The next piece of content- "Waiting for PostgreSQL 15- Add assorted new regexp_xxx SQL functions". This is from depesz.com, and this is an additional post discussing the new regular expression functions that are coming to Postgres 15. So if you want to learn more about their use and their capabilities, you can definitely check out this blog post.
Next piece of content- "Using TimescaleDB with PGO, the open source Postgres Operator". This is from blog.crunchydata.com, and this post just basically describes how you can use their Postgres operator to get TimescaleDB running on Kubernetes. So if you're interested in that, you can check out this blog post.

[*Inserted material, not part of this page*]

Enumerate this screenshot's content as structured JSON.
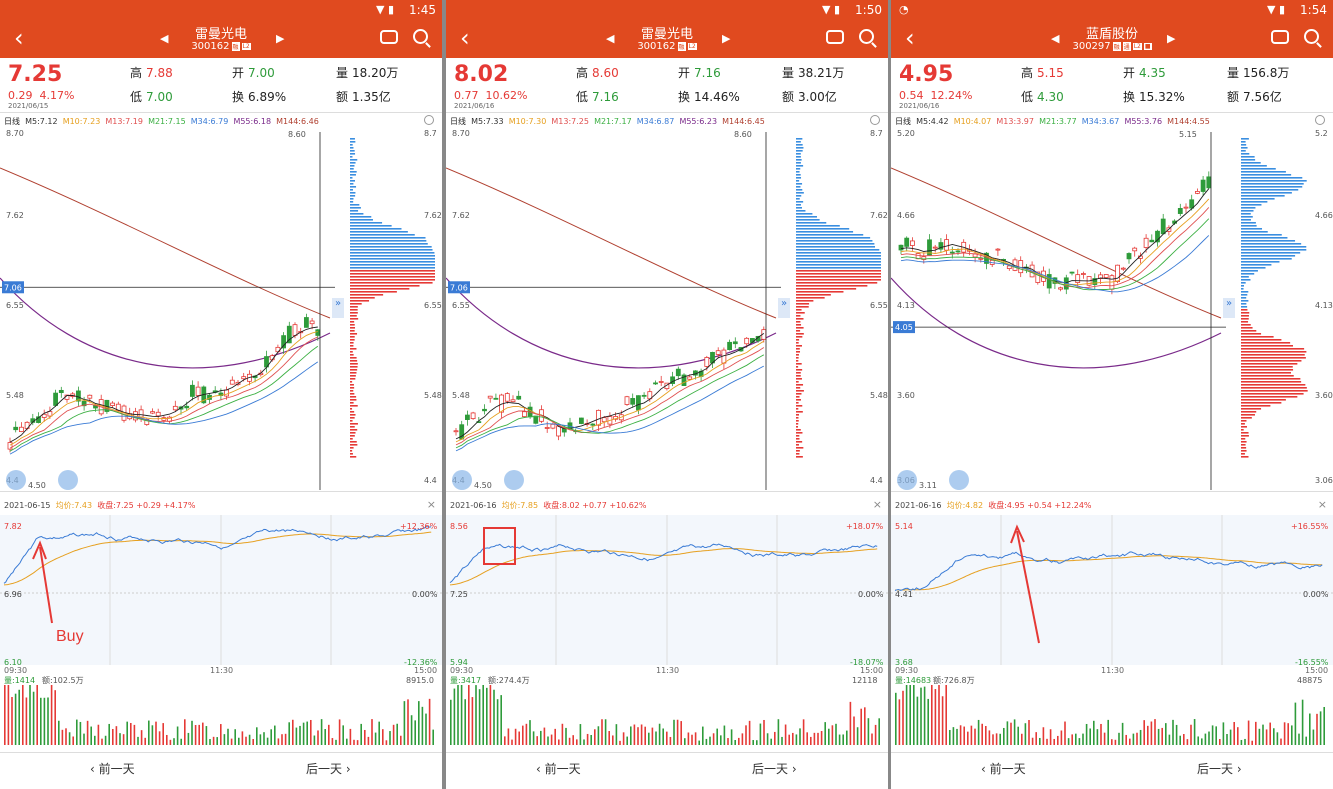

The next piece of content- "How to run a specific regression test". This is from highgo.ca and when doing Postgres development, of course, you have regression tests to make sure that any changes to the code don't impact other features of Postgres. Well, this post describes how you can run a specific regression test if you're testing a particular area of Postgres. So if you're interested in learning more about that, you can check out this blog post.
The last piece of content. The PostgreSQL person of the week is Pavel Luzanov. So if you're interested in learning more about Pavel and his contributions to Postgres, definitely check out this blog post.